3. Shoe according to claim 2, where said air guides are formed in said upper sole part.

4. Shoe according to claim 2 in which said air guides are channels and openings are provided along said channels such that air flowing through said channels can be discharged through said openings into the interior of said shoe.

5. Shoe according to claim 1 in which openings are provided in said upper sole part through which air can be discharged info the interior of said shoe.

6. Shoe according to claim 2 comprising plastic tubes which are arranged in said air guides, where said plastic tubes comprise openings along their longitudinal axes.

7. Shoe according to claim 1, wherein a valve is arranged in said air-supplying device such that air can be sucked into said air-pumping device only in the direction from the outside of said shoe and above said upper sole part; and/or

a valve is arranged in said air-discharging device which is configured such that air can be discharged from said air-pumping device into the interior of said shoe.

8. Shoe according to claim 1, in which a directional valve is provided such that air can in a first direction of opening of said directional valve be sucked into said air-pumping device from the outside of said shoe and above said upper sole part and air can in a second direction of opening of said directional valve be discharged from said air-pumping device into the interior of said shoe.

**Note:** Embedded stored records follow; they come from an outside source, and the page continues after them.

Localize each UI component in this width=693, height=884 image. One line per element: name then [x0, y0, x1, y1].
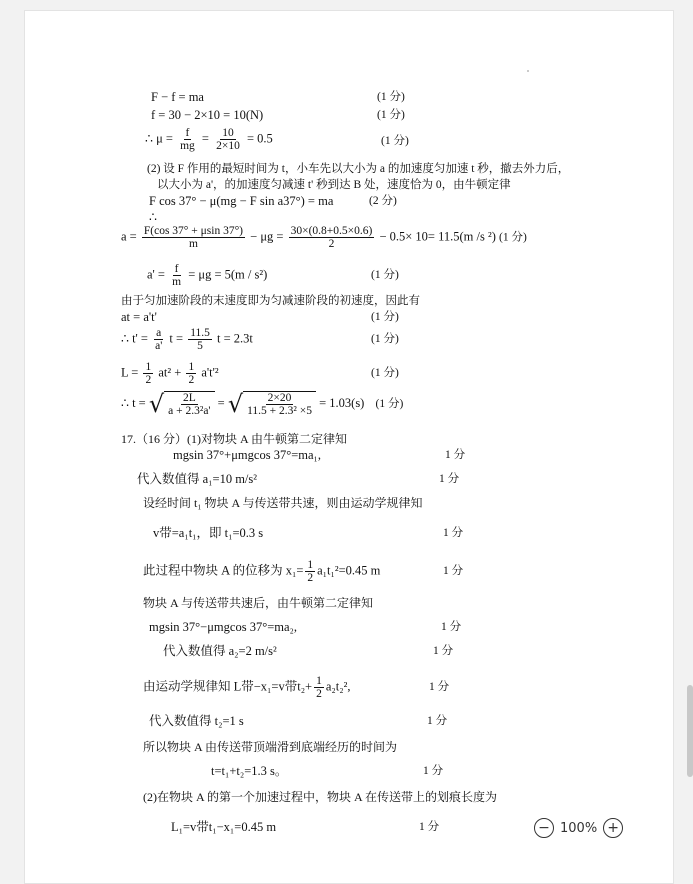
paragraph: 所以物块 A 由传送带顶端滑到底端经历的时间为 — [143, 740, 398, 754]
eq-line: 由运动学规律知 L带−x₁=v带t₂+ $\frac{1}{2}$ a₂t₂², — [143, 675, 351, 700]
paragraph: 由于匀加速阶段的末速度即为匀减速阶段的初速度，因此有 — [121, 295, 420, 307]
vertical-scrollbar[interactable] — [687, 685, 693, 777]
score: (1 分) — [371, 367, 399, 379]
eq-line: ∴ μ = $\frac{f}{mg}$ = $\frac{10}{2\times 10}$ = 0.5 — [145, 127, 273, 152]
eq-line: 代入数值得 t₂=1 s — [149, 714, 244, 728]
eq-line: L₁=v带t₁−x₁=0.45 m — [171, 820, 277, 834]
score: (1 分) — [371, 333, 399, 345]
score: (1 分) — [371, 311, 399, 323]
score: 1 分 — [433, 645, 454, 657]
eq-line: t=t₁+t₂=1.3 s。 — [211, 764, 288, 778]
eq-line: v带=a₁t₁，即 t₁=0.3 s — [153, 526, 264, 540]
eq-line: L = $\frac{1}{2}$ at² + $\frac{1}{2}$ a't'² — [121, 361, 219, 386]
paragraph: 设经时间 t₁ 物块 A 与传送带共速，则由运动学规律知 — [143, 496, 423, 510]
eq-line: F − f = ma — [151, 90, 204, 104]
question-heading: 17.（16 分）(1)对物块 A 由牛顿第二定律知 — [121, 432, 347, 446]
eq-line: at = a't' — [121, 310, 157, 324]
eq-line: a' = $\frac{f}{m}$ = μg = 5(m / s²) — [147, 263, 268, 288]
eq-line: f = 30 − 2×10 = 10(N) — [151, 108, 264, 122]
eq-line: mgsin 37°+μmgcos 37°=ma₁, — [173, 448, 321, 462]
score: (1 分) — [377, 91, 405, 103]
score: (2 分) — [369, 195, 397, 207]
score: 1 分 — [423, 765, 444, 777]
document-page — [24, 10, 674, 884]
eq-line: 此过程中物块 A 的位移为 x₁= $\frac{1}{2}$ a₁t₁²=0.45 m — [143, 559, 381, 584]
eq-line: a = $\frac{F(\cos 37^\circ + \mu\sin 37^\circ)}{m}$ − μg = $\frac{30\times(0.8+0.5\times 0.6)}{2}$ − 0.5× 10= 11.5(m /s ²) (1 分) — [121, 225, 527, 250]
eq-line: ∴ t' = $\frac{a}{a'}$ t = $\frac{11.5}{5}$ t = 2.3t — [121, 327, 253, 352]
zoom-control — [534, 818, 623, 838]
eq-line: 代入数值得 a₁=10 m/s² — [137, 472, 258, 486]
paragraph: 以大小为 a'，的加速度匀减速 t' 秒到达 B 处，速度恰为 0，由牛顿定律 — [157, 179, 511, 191]
score: 1 分 — [443, 527, 464, 539]
score: 1 分 — [427, 715, 448, 727]
zoom-in-icon[interactable]: + — [603, 818, 623, 838]
zoom-out-icon[interactable]: − — [534, 818, 554, 838]
score: (1 分) — [371, 269, 399, 281]
therefore-sign: ∴ — [149, 210, 157, 224]
paragraph: 物块 A 与传送带共速后，由牛顿第二定律知 — [143, 596, 374, 610]
eq-line: mgsin 37°−μmgcos 37°=ma₂, — [149, 620, 297, 634]
page-speck — [527, 70, 529, 72]
paragraph: (2) 设 F 作用的最短时间为 t，小车先以大小为 a 的加速度匀加速 t 秒，撤去外力后， — [147, 163, 570, 175]
score: 1 分 — [429, 681, 450, 693]
eq-line: ∴ t = √ $\frac{2L}{\text{a + 2.3²a'}}$ = √ $\frac{2\times 20}{\text{11.5 + 2.3² ×5}}$ = 1.03(s) (1 分) — [121, 390, 404, 418]
paragraph: (2)在物块 A 的第一个加速过程中，物块 A 在传送带上的划痕长度为 — [143, 790, 498, 804]
score: 1 分 — [419, 821, 440, 833]
score: 1 分 — [443, 565, 464, 577]
score: 1 分 — [445, 449, 466, 461]
eq-line: F cos 37° − μ(mg − F sin a37°) = ma — [149, 194, 334, 208]
score: 1 分 — [439, 473, 460, 485]
eq-line: 代入数值得 a₂=2 m/s² — [163, 644, 277, 658]
zoom-level: 100% — [560, 820, 598, 836]
score: (1 分) — [377, 109, 405, 121]
score: 1 分 — [441, 621, 462, 633]
score: (1 分) — [381, 135, 409, 147]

9. Shoe according to claim 1 in which said air-pumping device is formed in a portion of said upper sole part and at least this portion is configured more resilient than said lower outsole part.

10. Shoe according to claim 1 in which said lower outsole part at an outer tread area in the region of said air-pumping device comprises a raised portion which is adapted to be pressed in the direction of said upper sole part when being loaded by the user's foot.

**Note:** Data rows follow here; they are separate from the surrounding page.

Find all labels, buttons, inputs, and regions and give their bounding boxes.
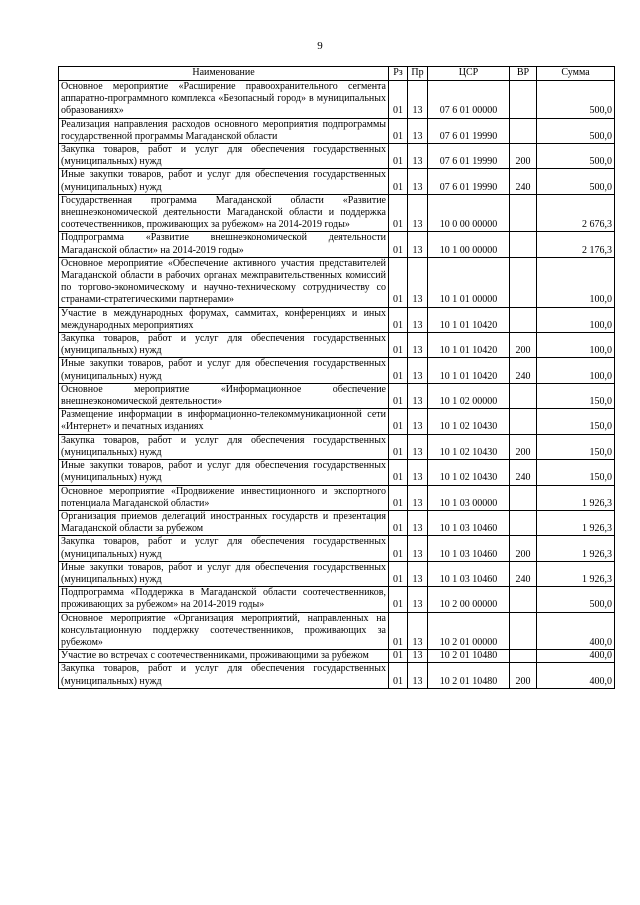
cell-vr: [510, 510, 537, 535]
cell-csr: 10 1 02 00000: [428, 383, 510, 408]
cell-pr: 13: [408, 434, 428, 459]
cell-sum: 1 926,3: [537, 561, 615, 586]
cell-name: Размещение информации в информационно-телекоммуникационной сети «Интернет» и печатных изданиях: [59, 409, 389, 434]
cell-sum: 1 926,3: [537, 485, 615, 510]
header-name: Наименование: [59, 67, 389, 81]
budget-table: [58, 66, 615, 689]
cell-rz: 01: [389, 383, 408, 408]
cell-rz: 01: [389, 307, 408, 332]
cell-csr: 10 1 02 10430: [428, 409, 510, 434]
table-row: [59, 561, 615, 586]
cell-rz: 01: [389, 612, 408, 650]
cell-vr: 200: [510, 434, 537, 459]
cell-name: Основное мероприятие «Расширение правоохранительного сегмента аппаратно-программного комплекса «Безопасный город» в муниципальных образованиях»: [59, 81, 389, 119]
cell-pr: 13: [408, 485, 428, 510]
header-vr: ВР: [510, 67, 537, 81]
cell-rz: 01: [389, 510, 408, 535]
cell-pr: 13: [408, 561, 428, 586]
cell-sum: 100,0: [537, 307, 615, 332]
cell-vr: 240: [510, 460, 537, 485]
cell-csr: 07 6 01 19990: [428, 169, 510, 194]
cell-csr: 10 1 03 10460: [428, 561, 510, 586]
cell-name: Закупка товаров, работ и услуг для обеспечения государственных (муниципальных) нужд: [59, 333, 389, 358]
cell-csr: 10 2 00 00000: [428, 587, 510, 612]
cell-vr: [510, 81, 537, 119]
cell-name: Закупка товаров, работ и услуг для обеспечения государственных (муниципальных) нужд: [59, 536, 389, 561]
cell-vr: 240: [510, 169, 537, 194]
cell-csr: 10 2 01 10480: [428, 663, 510, 688]
cell-pr: 13: [408, 409, 428, 434]
cell-rz: 01: [389, 144, 408, 169]
cell-vr: [510, 232, 537, 257]
cell-name: Основное мероприятие «Информационное обеспечение внешнеэкономической деятельности»: [59, 383, 389, 408]
cell-pr: 13: [408, 612, 428, 650]
cell-vr: 200: [510, 536, 537, 561]
table-row: [59, 307, 615, 332]
cell-vr: [510, 118, 537, 143]
table-row: [59, 650, 615, 663]
cell-csr: 10 1 00 00000: [428, 232, 510, 257]
cell-sum: 500,0: [537, 118, 615, 143]
cell-name: Основное мероприятие «Организация мероприятий, направленных на консультационную поддержку соотечественников, проживающих за рубежом»: [59, 612, 389, 650]
cell-csr: 10 2 01 00000: [428, 612, 510, 650]
cell-pr: 13: [408, 663, 428, 688]
cell-vr: [510, 485, 537, 510]
table-row: [59, 460, 615, 485]
cell-name: Организация приемов делегаций иностранных государств и презентация Магаданской области за рубежом: [59, 510, 389, 535]
cell-vr: [510, 383, 537, 408]
table-row: [59, 409, 615, 434]
cell-rz: 01: [389, 194, 408, 232]
header-pr: Пр: [408, 67, 428, 81]
page-number: 9: [317, 40, 323, 52]
table-row: [59, 612, 615, 650]
cell-pr: 13: [408, 536, 428, 561]
cell-pr: 13: [408, 510, 428, 535]
cell-name: Реализация направления расходов основного мероприятия подпрограммы государственной программы Магаданской области: [59, 118, 389, 143]
cell-sum: 150,0: [537, 409, 615, 434]
cell-sum: 2 676,3: [537, 194, 615, 232]
cell-sum: 150,0: [537, 460, 615, 485]
table-row: [59, 510, 615, 535]
table-row: [59, 257, 615, 307]
table-row: [59, 536, 615, 561]
cell-pr: 13: [408, 307, 428, 332]
cell-csr: 10 1 01 10420: [428, 358, 510, 383]
cell-csr: 10 2 01 10480: [428, 650, 510, 663]
cell-sum: 100,0: [537, 257, 615, 307]
cell-csr: 10 1 02 10430: [428, 434, 510, 459]
table-row: [59, 383, 615, 408]
cell-csr: 10 1 03 10460: [428, 536, 510, 561]
cell-name: Государственная программа Магаданской области «Развитие внешнеэкономической деятельности Магаданской области и поддержка соотечественников, проживающих за рубежом» на 2014-2019 годы»: [59, 194, 389, 232]
table-row: [59, 144, 615, 169]
table-row: [59, 358, 615, 383]
cell-pr: 13: [408, 587, 428, 612]
cell-name: Иные закупки товаров, работ и услуг для обеспечения государственных (муниципальных) нужд: [59, 169, 389, 194]
cell-rz: 01: [389, 257, 408, 307]
cell-name: Иные закупки товаров, работ и услуг для обеспечения государственных (муниципальных) нужд: [59, 460, 389, 485]
table-row: [59, 587, 615, 612]
cell-pr: 13: [408, 194, 428, 232]
header-csr: ЦСР: [428, 67, 510, 81]
table-row: [59, 194, 615, 232]
cell-vr: [510, 307, 537, 332]
cell-name: Подпрограмма «Развитие внешнеэкономической деятельности Магаданской области» на 2014-2019 годы»: [59, 232, 389, 257]
table-row: [59, 232, 615, 257]
cell-sum: 500,0: [537, 81, 615, 119]
cell-vr: 240: [510, 358, 537, 383]
cell-name: Иные закупки товаров, работ и услуг для обеспечения государственных (муниципальных) нужд: [59, 358, 389, 383]
cell-vr: [510, 587, 537, 612]
cell-rz: 01: [389, 333, 408, 358]
table-row: [59, 333, 615, 358]
cell-pr: 13: [408, 232, 428, 257]
cell-vr: 200: [510, 333, 537, 358]
table-row: [59, 118, 615, 143]
cell-sum: 100,0: [537, 333, 615, 358]
cell-rz: 01: [389, 485, 408, 510]
cell-pr: 13: [408, 169, 428, 194]
cell-name: Основное мероприятие «Продвижение инвестиционного и экспортного потенциала Магаданской области»: [59, 485, 389, 510]
cell-pr: 13: [408, 144, 428, 169]
cell-rz: 01: [389, 536, 408, 561]
cell-rz: 01: [389, 650, 408, 663]
cell-name: Закупка товаров, работ и услуг для обеспечения государственных (муниципальных) нужд: [59, 434, 389, 459]
table-row: [59, 169, 615, 194]
cell-csr: 10 0 00 00000: [428, 194, 510, 232]
cell-sum: 400,0: [537, 650, 615, 663]
cell-sum: 150,0: [537, 383, 615, 408]
cell-rz: 01: [389, 663, 408, 688]
cell-pr: 13: [408, 257, 428, 307]
cell-csr: 10 1 01 00000: [428, 257, 510, 307]
cell-pr: 13: [408, 118, 428, 143]
cell-csr: 10 1 02 10430: [428, 460, 510, 485]
cell-rz: 01: [389, 409, 408, 434]
table-body: [59, 81, 615, 689]
cell-csr: 07 6 01 19990: [428, 144, 510, 169]
cell-name: Подпрограмма «Поддержка в Магаданской области соотечественников, проживающих за рубежом» на 2014-2019 годы»: [59, 587, 389, 612]
cell-pr: 13: [408, 81, 428, 119]
table-row: [59, 434, 615, 459]
cell-vr: [510, 612, 537, 650]
cell-csr: 07 6 01 00000: [428, 81, 510, 119]
cell-pr: 13: [408, 650, 428, 663]
table-row: [59, 81, 615, 119]
table-row: [59, 663, 615, 688]
cell-name: Закупка товаров, работ и услуг для обеспечения государственных (муниципальных) нужд: [59, 663, 389, 688]
table-header-row: [59, 67, 615, 81]
cell-name: Иные закупки товаров, работ и услуг для обеспечения государственных (муниципальных) нужд: [59, 561, 389, 586]
cell-vr: 200: [510, 663, 537, 688]
header-rz: Рз: [389, 67, 408, 81]
cell-vr: 200: [510, 144, 537, 169]
cell-pr: 13: [408, 333, 428, 358]
cell-rz: 01: [389, 232, 408, 257]
cell-rz: 01: [389, 358, 408, 383]
cell-rz: 01: [389, 561, 408, 586]
cell-sum: 1 926,3: [537, 510, 615, 535]
cell-sum: 100,0: [537, 358, 615, 383]
cell-csr: 10 1 03 10460: [428, 510, 510, 535]
cell-csr: 10 1 01 10420: [428, 333, 510, 358]
cell-sum: 2 176,3: [537, 232, 615, 257]
cell-vr: [510, 194, 537, 232]
cell-rz: 01: [389, 587, 408, 612]
cell-sum: 400,0: [537, 663, 615, 688]
cell-sum: 500,0: [537, 587, 615, 612]
cell-rz: 01: [389, 118, 408, 143]
cell-pr: 13: [408, 460, 428, 485]
cell-pr: 13: [408, 358, 428, 383]
cell-name: Участие во встречах с соотечественниками, проживающими за рубежом: [59, 650, 389, 663]
cell-csr: 10 1 03 00000: [428, 485, 510, 510]
cell-rz: 01: [389, 169, 408, 194]
cell-rz: 01: [389, 434, 408, 459]
cell-vr: [510, 650, 537, 663]
cell-name: Участие в международных форумах, саммитах, конференциях и иных международных мероприятиях: [59, 307, 389, 332]
cell-sum: 400,0: [537, 612, 615, 650]
header-sum: Сумма: [537, 67, 615, 81]
cell-rz: 01: [389, 81, 408, 119]
table-row: [59, 485, 615, 510]
cell-vr: [510, 257, 537, 307]
cell-vr: [510, 409, 537, 434]
cell-rz: 01: [389, 460, 408, 485]
cell-sum: 150,0: [537, 434, 615, 459]
cell-pr: 13: [408, 383, 428, 408]
cell-csr: 10 1 01 10420: [428, 307, 510, 332]
cell-csr: 07 6 01 19990: [428, 118, 510, 143]
cell-sum: 1 926,3: [537, 536, 615, 561]
cell-vr: 240: [510, 561, 537, 586]
cell-sum: 500,0: [537, 169, 615, 194]
cell-sum: 500,0: [537, 144, 615, 169]
cell-name: Основное мероприятие «Обеспечение активного участия представителей Магаданской области в рабочих органах межправительственных комиссий по торгово-экономическому и научно-техническому сотрудничеству со странами-стратегическими партнерами»: [59, 257, 389, 307]
cell-name: Закупка товаров, работ и услуг для обеспечения государственных (муниципальных) нужд: [59, 144, 389, 169]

11. Shoe according to claim 1 in which said upper sole part and said lower outsole part are formed separately.

12. Shoe according to claim 1 in which said upper sole part and said tower outsole part are formed integrally together, in particular as an injection-molded part.

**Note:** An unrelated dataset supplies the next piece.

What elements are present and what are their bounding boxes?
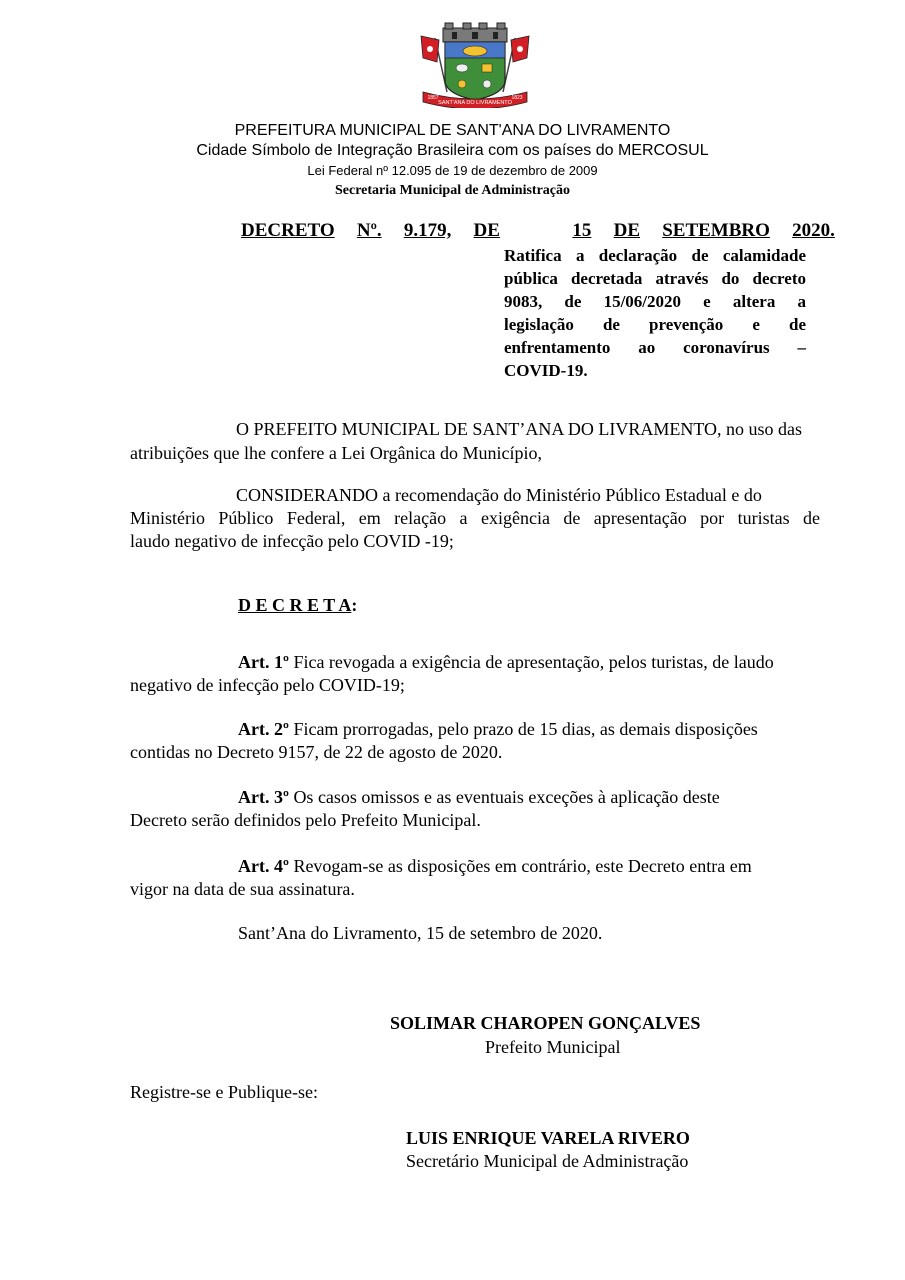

13. Shoe according to claim 1 in which said air-pumping device is formed by a cavity which is substantially embedded in said upper sole part and which is filled with elastic filling material permeable to air.

14. Shoe according to claim 1 in which said air-pumping device is provided in the heel region or in the joint region of said shoe.

15. Shoe according to claim 1 in which said air supply is provided by use of a heel part attached by injection molding.

16. Shoe according to claim 1 further with an upper tor slipping in a foot of a user of said shoe, where said upper comprises a sole construction proximal part and a sole construction distal part, and in which said air-supplying device extends from said proximal part to said distal part partially along said upper, in particular, separated by an inner lining of said upper from said foot of the user of said shoe, such that air from said distal part can be pumped into said air-pumping device.